Dalam postingan di akun media sosial resmi, Presiden juga mengungkapkan bahwa pada Senin (2/3), ia mengunjungi Museum Nasional Indonesia secara singkat. Kunjungan ini dilakukan sebelum waktu berbuka puasa, bersama putranya, Ragowo Hediprasetyo Djojohadikusumo, Menteri Kebudayaan Fadli Zon, Wakil Menteri Pendidikan Tinggi, Sains, dan Teknologi Stella Christie, serta sahabat dan rekan-rekan dari Kementerian Kebudayaan RI.

Mempelajari peninggalan sejarah bukan hanya sekadar mengamati benda-benda, tetapi juga memahami perjalanan panjang bangsa dan nilai-nilai yang membentuk identitas Indonesia hingga kini.

Kunjungan ke Museum Nasional

Pada kunjungannya, Presiden menyempatkan diri memperhatikan berbagai artefak kuno hasil pahatan tangan, patung, hingga kerangka hewan purba. Ia juga menyoroti peran Museum Nasional sebagai lembaga penyimpanan, perawatan, dan pemanfaatan 140.000 benda kebudayaan manusia serta lingkungan alaminya.

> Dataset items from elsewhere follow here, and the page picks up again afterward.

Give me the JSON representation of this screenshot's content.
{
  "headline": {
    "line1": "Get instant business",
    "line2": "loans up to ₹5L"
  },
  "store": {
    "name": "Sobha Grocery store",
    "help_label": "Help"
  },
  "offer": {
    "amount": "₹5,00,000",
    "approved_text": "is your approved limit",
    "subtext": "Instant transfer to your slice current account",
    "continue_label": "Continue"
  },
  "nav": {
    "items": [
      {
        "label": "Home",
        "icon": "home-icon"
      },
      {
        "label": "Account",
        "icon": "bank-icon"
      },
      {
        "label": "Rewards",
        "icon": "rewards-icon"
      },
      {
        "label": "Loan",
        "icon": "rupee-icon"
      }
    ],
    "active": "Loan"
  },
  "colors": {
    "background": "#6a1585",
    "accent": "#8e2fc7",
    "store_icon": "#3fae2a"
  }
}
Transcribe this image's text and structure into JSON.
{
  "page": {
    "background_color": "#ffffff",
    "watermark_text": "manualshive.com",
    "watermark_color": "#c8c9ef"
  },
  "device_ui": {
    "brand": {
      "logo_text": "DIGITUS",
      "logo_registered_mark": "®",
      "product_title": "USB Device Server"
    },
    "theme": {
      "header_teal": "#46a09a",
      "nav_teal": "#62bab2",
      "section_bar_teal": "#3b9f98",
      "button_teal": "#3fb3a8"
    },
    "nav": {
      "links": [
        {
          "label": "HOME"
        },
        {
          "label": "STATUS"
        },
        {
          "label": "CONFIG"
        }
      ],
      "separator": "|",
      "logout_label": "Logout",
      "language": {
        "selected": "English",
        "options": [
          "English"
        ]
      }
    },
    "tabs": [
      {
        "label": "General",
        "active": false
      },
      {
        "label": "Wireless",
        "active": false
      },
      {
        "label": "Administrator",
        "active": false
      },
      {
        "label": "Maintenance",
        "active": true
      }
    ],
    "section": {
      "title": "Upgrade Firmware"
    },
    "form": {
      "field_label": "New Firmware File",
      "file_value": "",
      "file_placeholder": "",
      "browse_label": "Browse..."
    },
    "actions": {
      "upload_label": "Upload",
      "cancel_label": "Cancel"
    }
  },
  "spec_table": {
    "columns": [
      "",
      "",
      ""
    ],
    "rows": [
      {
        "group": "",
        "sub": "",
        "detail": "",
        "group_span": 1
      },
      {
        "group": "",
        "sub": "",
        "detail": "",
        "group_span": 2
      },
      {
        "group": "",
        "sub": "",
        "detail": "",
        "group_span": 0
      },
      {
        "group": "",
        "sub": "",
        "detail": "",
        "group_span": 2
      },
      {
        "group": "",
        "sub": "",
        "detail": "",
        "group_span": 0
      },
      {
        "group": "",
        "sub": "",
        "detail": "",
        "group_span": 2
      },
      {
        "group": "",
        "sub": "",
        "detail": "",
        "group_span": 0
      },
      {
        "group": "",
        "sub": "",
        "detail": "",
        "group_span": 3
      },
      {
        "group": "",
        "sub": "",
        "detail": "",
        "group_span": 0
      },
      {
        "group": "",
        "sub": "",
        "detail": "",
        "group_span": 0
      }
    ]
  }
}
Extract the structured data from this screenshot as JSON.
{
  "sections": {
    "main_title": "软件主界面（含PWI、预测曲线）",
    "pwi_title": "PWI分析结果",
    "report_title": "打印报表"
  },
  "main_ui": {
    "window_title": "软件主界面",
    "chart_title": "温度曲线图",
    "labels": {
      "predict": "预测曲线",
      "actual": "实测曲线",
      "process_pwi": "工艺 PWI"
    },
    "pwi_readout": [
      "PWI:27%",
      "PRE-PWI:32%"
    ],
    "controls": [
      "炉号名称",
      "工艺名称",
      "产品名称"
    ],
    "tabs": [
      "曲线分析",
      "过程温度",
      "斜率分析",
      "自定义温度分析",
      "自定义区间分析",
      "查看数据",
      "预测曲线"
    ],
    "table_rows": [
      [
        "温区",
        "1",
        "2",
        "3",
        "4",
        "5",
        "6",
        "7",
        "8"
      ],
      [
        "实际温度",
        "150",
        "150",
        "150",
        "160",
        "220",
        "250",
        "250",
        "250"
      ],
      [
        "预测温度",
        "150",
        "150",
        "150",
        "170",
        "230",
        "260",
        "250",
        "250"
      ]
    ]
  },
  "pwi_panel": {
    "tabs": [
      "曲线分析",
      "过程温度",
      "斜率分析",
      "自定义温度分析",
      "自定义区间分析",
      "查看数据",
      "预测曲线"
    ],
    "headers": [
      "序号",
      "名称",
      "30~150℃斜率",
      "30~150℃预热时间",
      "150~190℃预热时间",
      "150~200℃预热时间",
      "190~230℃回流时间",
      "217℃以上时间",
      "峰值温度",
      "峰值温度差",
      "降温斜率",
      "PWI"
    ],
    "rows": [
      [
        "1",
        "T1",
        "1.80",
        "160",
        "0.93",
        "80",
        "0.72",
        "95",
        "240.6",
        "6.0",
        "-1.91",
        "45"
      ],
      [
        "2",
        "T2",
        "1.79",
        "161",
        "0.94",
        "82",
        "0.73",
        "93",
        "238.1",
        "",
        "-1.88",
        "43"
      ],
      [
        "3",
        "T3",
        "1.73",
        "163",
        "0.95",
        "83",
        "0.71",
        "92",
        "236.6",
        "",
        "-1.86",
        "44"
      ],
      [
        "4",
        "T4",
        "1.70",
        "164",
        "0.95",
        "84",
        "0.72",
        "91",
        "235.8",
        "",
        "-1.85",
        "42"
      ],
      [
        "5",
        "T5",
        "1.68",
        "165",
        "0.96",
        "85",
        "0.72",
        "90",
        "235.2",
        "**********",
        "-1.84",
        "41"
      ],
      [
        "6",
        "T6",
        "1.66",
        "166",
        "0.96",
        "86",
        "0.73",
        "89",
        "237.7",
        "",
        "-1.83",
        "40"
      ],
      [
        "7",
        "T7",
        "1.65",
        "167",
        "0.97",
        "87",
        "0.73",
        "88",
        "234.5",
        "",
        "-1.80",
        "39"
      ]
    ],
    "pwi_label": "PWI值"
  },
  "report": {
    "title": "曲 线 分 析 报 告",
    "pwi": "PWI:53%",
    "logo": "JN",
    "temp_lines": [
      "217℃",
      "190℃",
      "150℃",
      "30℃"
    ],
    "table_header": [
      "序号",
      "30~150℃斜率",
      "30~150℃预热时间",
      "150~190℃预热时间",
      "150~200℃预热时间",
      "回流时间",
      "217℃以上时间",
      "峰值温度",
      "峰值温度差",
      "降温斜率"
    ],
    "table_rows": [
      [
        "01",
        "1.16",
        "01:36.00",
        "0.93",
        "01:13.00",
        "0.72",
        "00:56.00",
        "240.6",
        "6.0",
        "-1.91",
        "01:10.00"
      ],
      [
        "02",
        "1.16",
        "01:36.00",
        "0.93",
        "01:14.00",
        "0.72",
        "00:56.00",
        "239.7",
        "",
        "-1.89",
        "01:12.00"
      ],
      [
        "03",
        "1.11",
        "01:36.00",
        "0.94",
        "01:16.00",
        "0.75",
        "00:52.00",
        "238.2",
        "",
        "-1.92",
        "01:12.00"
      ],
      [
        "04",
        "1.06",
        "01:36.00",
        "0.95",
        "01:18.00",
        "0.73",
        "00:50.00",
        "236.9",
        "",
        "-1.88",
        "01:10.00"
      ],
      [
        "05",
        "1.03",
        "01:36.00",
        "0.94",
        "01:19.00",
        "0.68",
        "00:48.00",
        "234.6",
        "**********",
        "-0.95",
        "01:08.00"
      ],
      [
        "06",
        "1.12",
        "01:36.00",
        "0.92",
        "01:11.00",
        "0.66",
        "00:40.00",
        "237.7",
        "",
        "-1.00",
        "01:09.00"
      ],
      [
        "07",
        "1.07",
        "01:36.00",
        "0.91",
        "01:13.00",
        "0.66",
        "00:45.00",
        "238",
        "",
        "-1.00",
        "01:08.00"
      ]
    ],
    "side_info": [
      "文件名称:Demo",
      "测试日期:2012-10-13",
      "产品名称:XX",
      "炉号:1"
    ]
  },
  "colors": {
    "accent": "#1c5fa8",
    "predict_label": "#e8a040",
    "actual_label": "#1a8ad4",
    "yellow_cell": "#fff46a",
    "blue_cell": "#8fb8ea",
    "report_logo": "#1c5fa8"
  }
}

Dalam akhir unggahannya, Presiden menyampaikan salam berbuka puasa kepada masyarakat yang sedang menjalankan ibadah puasa. “Menjelang adzan Maghrib, saya ucapkan selamat berbuka puasa bagi saudara-saudara yang menunaikan ibadah puasa hari ini,” tambahnya.

Program Ramadan Spesial

Museum Nasional Indonesia merancang rangkaian acara khusus Ramadan dari 7 Maret hingga 29 Maret 2026, yang berlangsung hingga setelah Idul Fitri. Beragam kegiatan seperti workshop, pertunjukan, dan edukasi disiapkan untuk menemani pengunjung dari berbagai usia saat ngabuburit.

Program dimulai dengan sesi workshop Islamic Paper Collage (7 Maret), diikuti Petualangan Ramadhan Detektif Misykat untuk anak-anak (8 Maret), serta pertunjukan musik Mantra di Majapahit Hall (8 dan 29 Maret). Di akhir bulan, hadir Rakopi (Rasa dan Kisah Kopi) yang menggabungkan kelas meracik kopi dengan kunjungan ke koleksi sejarah, dan Yoga Night at Museum dengan pengalaman berlatih yoga di tengah artefak bersejarah.